Defence Counsel submitted that since no motive was shown by the state, accused’s accident version must be accepted. However, accused’s accident version cannot succeed only on the basis of lack of motive, for even if it remains unknown it does not necessarily follow that there was no motive. This court is allowed, whether the motive is known or not, to assess the facts relating to the scene of crime, the accused’s version and the accused’s conduct following the incident in order to find, if indeed deceased died in an accident or if she was murdered in cold blood, for whatever reason. In fact it is not a requirement in our law that a court finding that the accused acted intentionally must first establish the motive. The motive is inconsequential for as long as the facts on the evidence of the scene of crime, the injuries sustained by the deceased, as detailed in the post mortem report, the weapon used, the anatomy of the body where the blow landed, the court is at large to make a finding using that information on the mental status of the accused person. Striking a 5 year old with an axe in the size of Exhibit 4 in the neck as if one is slaughtering an animal, and thrusting it deep into the throat so much so that it almost hacked the head off as per the injuries described by Doctor S Pesanai, certainly cannot lead this court to come to any other conclusion other than that accused was aiming at deceased’s death.
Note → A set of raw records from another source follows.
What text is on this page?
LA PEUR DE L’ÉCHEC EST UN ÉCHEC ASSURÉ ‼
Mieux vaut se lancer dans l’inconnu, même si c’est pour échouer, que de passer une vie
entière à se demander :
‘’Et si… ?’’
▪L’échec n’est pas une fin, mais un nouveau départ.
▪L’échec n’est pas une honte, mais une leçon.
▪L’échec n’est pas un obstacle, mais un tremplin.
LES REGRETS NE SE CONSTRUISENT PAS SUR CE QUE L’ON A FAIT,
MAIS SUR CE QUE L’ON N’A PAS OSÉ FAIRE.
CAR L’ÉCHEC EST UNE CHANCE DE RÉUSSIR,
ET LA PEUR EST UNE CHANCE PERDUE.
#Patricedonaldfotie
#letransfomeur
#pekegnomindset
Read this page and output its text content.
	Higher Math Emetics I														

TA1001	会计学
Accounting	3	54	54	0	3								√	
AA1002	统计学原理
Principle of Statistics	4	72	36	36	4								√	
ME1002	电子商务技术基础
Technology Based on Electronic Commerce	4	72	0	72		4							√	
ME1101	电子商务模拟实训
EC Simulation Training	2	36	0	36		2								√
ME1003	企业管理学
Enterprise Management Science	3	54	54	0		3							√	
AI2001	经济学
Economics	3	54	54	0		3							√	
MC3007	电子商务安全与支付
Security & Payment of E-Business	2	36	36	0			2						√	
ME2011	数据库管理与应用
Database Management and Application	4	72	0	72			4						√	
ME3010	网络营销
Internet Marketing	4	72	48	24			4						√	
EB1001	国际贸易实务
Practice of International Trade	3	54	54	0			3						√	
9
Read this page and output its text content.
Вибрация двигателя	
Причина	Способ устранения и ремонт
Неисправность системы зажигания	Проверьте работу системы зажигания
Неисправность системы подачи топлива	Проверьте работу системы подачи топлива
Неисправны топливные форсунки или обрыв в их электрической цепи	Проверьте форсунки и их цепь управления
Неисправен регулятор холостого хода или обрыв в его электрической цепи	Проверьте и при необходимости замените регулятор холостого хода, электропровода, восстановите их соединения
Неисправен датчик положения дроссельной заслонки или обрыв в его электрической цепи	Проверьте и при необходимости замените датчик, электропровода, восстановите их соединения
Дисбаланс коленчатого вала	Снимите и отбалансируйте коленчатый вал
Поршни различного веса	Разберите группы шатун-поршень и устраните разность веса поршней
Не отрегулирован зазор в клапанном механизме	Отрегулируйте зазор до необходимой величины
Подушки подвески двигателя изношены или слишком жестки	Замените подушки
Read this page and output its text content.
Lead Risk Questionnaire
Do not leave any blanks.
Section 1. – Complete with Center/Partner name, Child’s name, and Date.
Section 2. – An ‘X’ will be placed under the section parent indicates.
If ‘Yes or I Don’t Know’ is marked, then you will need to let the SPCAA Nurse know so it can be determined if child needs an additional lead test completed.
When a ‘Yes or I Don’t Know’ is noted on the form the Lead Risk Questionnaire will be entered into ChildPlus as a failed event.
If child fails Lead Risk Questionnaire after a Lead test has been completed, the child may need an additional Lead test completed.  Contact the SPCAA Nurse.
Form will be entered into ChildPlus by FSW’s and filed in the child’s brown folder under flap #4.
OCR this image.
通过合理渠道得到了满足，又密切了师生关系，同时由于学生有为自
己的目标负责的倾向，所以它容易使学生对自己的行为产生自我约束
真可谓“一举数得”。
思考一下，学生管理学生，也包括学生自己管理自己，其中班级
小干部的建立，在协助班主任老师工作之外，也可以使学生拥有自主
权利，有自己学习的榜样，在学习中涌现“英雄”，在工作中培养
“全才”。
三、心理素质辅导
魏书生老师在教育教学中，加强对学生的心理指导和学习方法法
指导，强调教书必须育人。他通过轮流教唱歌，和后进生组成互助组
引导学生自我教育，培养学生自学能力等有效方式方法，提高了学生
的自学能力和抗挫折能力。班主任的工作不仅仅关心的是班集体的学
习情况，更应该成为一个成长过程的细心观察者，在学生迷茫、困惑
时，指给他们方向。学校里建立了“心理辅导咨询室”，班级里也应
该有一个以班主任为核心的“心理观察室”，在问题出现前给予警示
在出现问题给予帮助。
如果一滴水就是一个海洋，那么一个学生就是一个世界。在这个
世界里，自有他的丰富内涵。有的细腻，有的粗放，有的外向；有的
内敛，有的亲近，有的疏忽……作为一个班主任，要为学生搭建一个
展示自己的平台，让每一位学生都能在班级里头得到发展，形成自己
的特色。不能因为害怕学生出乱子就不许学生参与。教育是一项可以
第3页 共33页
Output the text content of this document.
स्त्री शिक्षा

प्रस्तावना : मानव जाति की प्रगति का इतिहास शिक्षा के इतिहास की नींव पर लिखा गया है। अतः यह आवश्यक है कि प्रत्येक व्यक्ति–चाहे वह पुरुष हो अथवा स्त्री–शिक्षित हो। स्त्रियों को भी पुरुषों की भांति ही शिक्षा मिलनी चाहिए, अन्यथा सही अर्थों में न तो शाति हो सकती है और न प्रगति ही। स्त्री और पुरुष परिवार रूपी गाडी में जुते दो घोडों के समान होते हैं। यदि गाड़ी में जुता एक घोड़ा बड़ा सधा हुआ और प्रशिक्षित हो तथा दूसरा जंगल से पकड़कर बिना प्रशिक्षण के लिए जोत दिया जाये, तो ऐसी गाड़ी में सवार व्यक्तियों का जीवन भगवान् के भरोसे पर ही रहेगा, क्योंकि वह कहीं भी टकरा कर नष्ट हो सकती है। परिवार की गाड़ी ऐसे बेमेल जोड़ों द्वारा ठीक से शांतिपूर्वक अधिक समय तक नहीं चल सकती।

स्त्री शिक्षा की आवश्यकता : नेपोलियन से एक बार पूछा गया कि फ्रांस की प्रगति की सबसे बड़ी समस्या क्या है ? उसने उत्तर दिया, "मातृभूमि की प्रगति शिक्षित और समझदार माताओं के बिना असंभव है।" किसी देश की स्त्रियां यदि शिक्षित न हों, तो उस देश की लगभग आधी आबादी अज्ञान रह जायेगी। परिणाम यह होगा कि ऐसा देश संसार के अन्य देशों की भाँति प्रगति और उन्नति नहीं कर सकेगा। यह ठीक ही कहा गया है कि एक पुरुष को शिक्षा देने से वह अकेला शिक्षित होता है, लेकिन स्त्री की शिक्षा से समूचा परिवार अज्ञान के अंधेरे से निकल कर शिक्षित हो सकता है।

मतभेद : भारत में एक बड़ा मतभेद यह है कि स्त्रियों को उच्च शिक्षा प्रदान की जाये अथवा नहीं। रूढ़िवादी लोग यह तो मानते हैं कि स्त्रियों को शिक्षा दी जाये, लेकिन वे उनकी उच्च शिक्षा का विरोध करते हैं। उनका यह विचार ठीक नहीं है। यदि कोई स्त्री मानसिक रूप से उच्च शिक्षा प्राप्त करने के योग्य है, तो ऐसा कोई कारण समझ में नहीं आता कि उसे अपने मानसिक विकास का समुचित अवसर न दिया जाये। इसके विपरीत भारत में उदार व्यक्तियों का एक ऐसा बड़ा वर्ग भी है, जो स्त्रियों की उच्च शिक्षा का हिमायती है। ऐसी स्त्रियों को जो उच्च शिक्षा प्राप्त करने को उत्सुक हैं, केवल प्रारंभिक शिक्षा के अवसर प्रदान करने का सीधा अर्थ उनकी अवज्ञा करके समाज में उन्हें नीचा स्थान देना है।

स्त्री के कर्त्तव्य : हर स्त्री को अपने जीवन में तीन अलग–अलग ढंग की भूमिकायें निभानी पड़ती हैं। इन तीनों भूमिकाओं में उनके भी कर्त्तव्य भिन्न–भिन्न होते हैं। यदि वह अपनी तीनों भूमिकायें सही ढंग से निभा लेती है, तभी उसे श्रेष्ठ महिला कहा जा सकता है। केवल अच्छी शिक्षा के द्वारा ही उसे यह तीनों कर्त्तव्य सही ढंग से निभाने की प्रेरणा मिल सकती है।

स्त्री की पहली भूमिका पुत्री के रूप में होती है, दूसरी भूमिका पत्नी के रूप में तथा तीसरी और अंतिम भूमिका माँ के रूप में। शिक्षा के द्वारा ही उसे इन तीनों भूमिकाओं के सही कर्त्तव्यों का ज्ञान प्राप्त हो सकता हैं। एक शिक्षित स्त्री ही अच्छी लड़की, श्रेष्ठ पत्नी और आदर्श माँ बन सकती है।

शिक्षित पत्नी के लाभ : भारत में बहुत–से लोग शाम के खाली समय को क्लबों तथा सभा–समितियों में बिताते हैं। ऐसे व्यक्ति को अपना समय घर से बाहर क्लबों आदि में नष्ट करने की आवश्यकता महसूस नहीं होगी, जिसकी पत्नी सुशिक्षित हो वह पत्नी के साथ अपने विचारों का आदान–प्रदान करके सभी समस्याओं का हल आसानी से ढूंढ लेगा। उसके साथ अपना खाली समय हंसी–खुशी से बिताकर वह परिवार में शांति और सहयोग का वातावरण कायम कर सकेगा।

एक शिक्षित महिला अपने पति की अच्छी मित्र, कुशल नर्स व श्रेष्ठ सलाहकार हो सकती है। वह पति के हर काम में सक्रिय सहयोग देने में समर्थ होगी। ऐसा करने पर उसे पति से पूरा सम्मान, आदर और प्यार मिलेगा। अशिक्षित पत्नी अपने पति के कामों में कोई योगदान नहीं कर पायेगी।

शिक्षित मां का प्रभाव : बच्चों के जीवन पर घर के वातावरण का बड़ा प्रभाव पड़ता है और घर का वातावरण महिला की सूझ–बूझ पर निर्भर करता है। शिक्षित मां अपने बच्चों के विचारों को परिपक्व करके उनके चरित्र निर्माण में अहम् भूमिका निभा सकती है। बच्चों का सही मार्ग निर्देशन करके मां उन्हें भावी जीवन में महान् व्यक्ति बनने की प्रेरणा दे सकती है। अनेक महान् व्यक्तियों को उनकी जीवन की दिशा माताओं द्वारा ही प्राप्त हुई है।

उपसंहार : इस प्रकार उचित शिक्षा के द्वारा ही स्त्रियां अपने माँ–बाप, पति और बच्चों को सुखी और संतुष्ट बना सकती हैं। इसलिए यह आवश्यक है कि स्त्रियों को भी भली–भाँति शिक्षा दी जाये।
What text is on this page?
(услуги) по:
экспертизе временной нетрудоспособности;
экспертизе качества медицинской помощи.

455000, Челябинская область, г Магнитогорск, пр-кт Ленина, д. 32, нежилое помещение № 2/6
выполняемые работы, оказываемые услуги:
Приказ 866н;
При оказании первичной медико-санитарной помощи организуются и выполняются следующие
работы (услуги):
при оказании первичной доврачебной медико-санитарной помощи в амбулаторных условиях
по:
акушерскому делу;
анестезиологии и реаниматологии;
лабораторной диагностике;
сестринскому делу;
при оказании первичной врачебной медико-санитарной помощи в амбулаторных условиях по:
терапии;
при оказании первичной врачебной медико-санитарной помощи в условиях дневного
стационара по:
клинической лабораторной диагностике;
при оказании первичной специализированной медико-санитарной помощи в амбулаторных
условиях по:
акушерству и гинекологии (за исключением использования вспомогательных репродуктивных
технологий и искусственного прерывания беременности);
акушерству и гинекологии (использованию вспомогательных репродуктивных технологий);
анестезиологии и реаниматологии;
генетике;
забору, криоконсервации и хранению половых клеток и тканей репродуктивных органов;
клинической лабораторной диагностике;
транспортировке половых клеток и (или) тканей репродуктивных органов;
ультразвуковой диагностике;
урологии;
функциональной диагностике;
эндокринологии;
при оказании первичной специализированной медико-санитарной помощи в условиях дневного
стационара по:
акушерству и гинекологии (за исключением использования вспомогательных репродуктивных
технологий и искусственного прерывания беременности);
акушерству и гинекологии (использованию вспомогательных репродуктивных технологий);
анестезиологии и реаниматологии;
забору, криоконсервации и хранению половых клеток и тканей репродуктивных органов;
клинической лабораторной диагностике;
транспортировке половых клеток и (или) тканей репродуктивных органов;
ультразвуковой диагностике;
For what else could have befallen the deceased when she was struck in the manner as proven using the axe that was tendered in this court? Only death could result Whether accused’s intention is known or not is not a matter for consideration when establishing whether he acted intentionally or not.

I have already found that there was no accident, it follows that it is our view that accused acted wrongfully and unlawfully on the date in question.

What Then Is Accused Guilty Of?

I have already found that accused deliberately struck deceased on the neck with severe force as described by the Doctor and the nature of the injuries showed that the axe cut through the child’s throat until it cut the spinal cord and the bones. The Doctor also asserted that deceased must have lay on a hard surface. A thrust of an axe in the manner I have just alluded to could not have been for any other reason except to kill the deceased. Accused must have aimed at deceased’s death and nothing else.

It is for these reasons that accused is found guilty of murder with actual intent

Sentence

Accused is convicted of murder, he is a youthful first offender. He killed his own niece for unknown reasons like an animal. He put his family through the agony and anxiety of not knowing what had happened to the deceased while he went gold panning. He committed the crime in aggravating circumstances in that he killed a minor. The accused’s conduct is abominable and an affront to the rights of innocent young children who must be protected and nurtured by their custodians rather than killed in brutality. The accused has his age to thank for the non imposition of the death sentence. He was still 21, the age that the court gives as a cut off for the death sentence. Even if he was beyond the age of 21, he stands to benefit from his youthful age as there is a fineline in maturity between a 20 year old and a 21 year old. One could easily classify the accused and those immediately below his age to belong to the same immature age- group.





It is for these reasons that the accused person will be sentenced to 25 years imprisonment.